Ombré Is Over But Beyombré Is Just Beginning

Bey-lieve it.
Publish date:
September 16, 2014
short hair, blonde hair, curly hair, Beyonce, bumble and bumble, colored hair, ombre hair

I am no stranger to having unnatural colors in my hair. I started using drugstore hair dye in middle school; in high school I convinced my mom to let me get candy-apple red streaks at the salon; and in college I had hot-pink bouffant bangs. The one place I haven't gone--at least until now--is blonde.

I’ve been gradually adding blonde highlights into my hair for about a year and a half, but they’ve always leaned more toward the caramel end of the color spectrum. Then, last December, everything changed, thanks to Beyoncé.

Like just about everyone else in the world, I wanted more blonde and I wanted it ombré and I wanted the tone cold as ice. I figured I’d been dying my hair at home long enough and had read enough bleaching tutorials that I could handle it on my own. I was wrong. No matter how hard I toned I couldn’t get the icy tone I was looking for. I decided it was time to see a professional.

I told Marcy about my Beyombré dreams and we agreed that it was important to modify the look for my short, very curly hair. Here are some tips for those with similar hair and dreams.
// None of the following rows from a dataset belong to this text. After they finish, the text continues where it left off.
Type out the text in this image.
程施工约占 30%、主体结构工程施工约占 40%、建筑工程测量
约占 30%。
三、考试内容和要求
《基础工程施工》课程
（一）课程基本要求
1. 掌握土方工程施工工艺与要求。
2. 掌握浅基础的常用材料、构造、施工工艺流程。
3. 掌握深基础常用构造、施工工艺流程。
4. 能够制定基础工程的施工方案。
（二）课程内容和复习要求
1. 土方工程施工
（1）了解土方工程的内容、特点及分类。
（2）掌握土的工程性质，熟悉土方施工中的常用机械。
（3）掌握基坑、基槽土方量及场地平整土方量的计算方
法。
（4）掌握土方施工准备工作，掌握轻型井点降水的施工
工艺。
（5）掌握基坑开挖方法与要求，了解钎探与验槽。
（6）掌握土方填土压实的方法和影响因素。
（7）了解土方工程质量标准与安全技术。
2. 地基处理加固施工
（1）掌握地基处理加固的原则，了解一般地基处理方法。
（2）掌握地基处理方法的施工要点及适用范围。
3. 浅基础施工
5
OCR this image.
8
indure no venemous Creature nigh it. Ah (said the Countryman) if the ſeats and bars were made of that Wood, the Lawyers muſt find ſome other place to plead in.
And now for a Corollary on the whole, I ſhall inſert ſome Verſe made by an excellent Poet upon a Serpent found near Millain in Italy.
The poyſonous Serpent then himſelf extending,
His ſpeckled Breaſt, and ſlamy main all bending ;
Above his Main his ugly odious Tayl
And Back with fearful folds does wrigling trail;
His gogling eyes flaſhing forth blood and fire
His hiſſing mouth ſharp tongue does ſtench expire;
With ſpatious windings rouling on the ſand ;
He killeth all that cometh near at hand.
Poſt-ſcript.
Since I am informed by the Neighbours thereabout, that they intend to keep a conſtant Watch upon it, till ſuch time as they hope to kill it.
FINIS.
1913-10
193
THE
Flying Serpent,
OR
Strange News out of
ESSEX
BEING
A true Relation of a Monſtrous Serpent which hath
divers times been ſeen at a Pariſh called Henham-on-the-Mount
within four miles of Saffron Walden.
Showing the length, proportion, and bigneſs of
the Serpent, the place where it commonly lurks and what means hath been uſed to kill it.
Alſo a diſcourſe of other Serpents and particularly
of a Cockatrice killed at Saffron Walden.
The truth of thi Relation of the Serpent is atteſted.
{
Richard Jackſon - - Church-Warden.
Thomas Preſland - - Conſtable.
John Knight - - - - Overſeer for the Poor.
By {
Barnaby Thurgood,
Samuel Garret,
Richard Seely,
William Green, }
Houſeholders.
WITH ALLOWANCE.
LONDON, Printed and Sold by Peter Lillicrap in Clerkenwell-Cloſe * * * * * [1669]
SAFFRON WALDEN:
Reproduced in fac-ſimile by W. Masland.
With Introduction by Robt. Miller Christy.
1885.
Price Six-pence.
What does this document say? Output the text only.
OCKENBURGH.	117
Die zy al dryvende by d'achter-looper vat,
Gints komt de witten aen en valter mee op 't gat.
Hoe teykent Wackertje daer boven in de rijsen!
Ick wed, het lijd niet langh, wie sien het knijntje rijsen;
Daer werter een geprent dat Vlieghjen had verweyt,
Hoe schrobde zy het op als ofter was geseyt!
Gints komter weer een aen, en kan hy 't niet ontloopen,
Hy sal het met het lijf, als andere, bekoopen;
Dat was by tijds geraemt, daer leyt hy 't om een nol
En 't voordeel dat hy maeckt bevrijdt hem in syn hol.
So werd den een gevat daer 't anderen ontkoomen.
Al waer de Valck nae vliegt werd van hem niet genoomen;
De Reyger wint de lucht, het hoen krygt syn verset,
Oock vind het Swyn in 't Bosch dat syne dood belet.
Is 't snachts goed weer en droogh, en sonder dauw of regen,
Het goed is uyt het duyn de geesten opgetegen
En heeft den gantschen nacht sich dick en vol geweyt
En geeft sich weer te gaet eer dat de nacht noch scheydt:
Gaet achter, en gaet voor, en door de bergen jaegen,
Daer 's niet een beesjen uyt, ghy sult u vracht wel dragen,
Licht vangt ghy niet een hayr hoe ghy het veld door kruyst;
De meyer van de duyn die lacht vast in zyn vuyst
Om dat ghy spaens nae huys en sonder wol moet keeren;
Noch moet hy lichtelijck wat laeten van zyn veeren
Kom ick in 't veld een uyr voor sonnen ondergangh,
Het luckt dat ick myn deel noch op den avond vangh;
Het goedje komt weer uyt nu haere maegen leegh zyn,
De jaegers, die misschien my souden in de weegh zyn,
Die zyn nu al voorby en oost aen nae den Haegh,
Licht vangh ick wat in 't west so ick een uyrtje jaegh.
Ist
  • All-over ombré on short hair can look a little Albert Einstein. Highlights are a better way to go when dealing with short hair.
  • Highlights on super short hair have a tendency to look patchy. You're probably better to leave the back and sides alone, focusing instead on the top and front where hair is longer.
  • Don’t worry about the mid-tone between the dark root and the light end so much. It looks just fine on shorter hair.
  • Leave your root color alone: this way, no matter what color you're fading to, the hair closest to your face will suit your skin tone.

Marcy says there’s no trend or hair color that you can’t participate in. You just have to figure out how to make it work for you, and I totally agree with her!

Here’s where I started. It’s cute, but it’s not as dramatic as I'd like. And it's WAY too brassy and orange for my taste.

Marcy’s plan was to lift the color a little further and then tone it to take out some of the warmth. She also put a gloss on my roots to blend them into the bleached hair.

Marcy and I had tons of time to talk while the bleach did its job. I asked how she felt about at-home bleach jobs and, predictably (and with good reason), she’s not a huge fan. When you bleach your hair at home you can end up with a cool, kinda grungy rock and roll look, but there’s a good chance you’ll use the wrong products and damage your hair. Even if you manage to superficially correct any mistakes, the damage has already been done and won’t go anywhere until you cut it off.

As for why at-home bleaching so often ends up super brassy, Marcy says the culprit is usually not leaving the bleach on long enough. Even if you tone your hair afterward, if you haven’t bleached it far enough you won't get that platinum tone. That's where the experience and knowledge of a professional colorist comes in.

I’m sure there are people out there with the know-how to safely bleach their hair at home (Alyssa comes to mind), but the majority of us should probably leave it to the pros.

After about three hours of bleaching and toning, here’s the final look.

So, what do y’all think? Any die-hard DIY bleachers who can get this done at home? If so, share your tips! Most importantly, do you like my hair?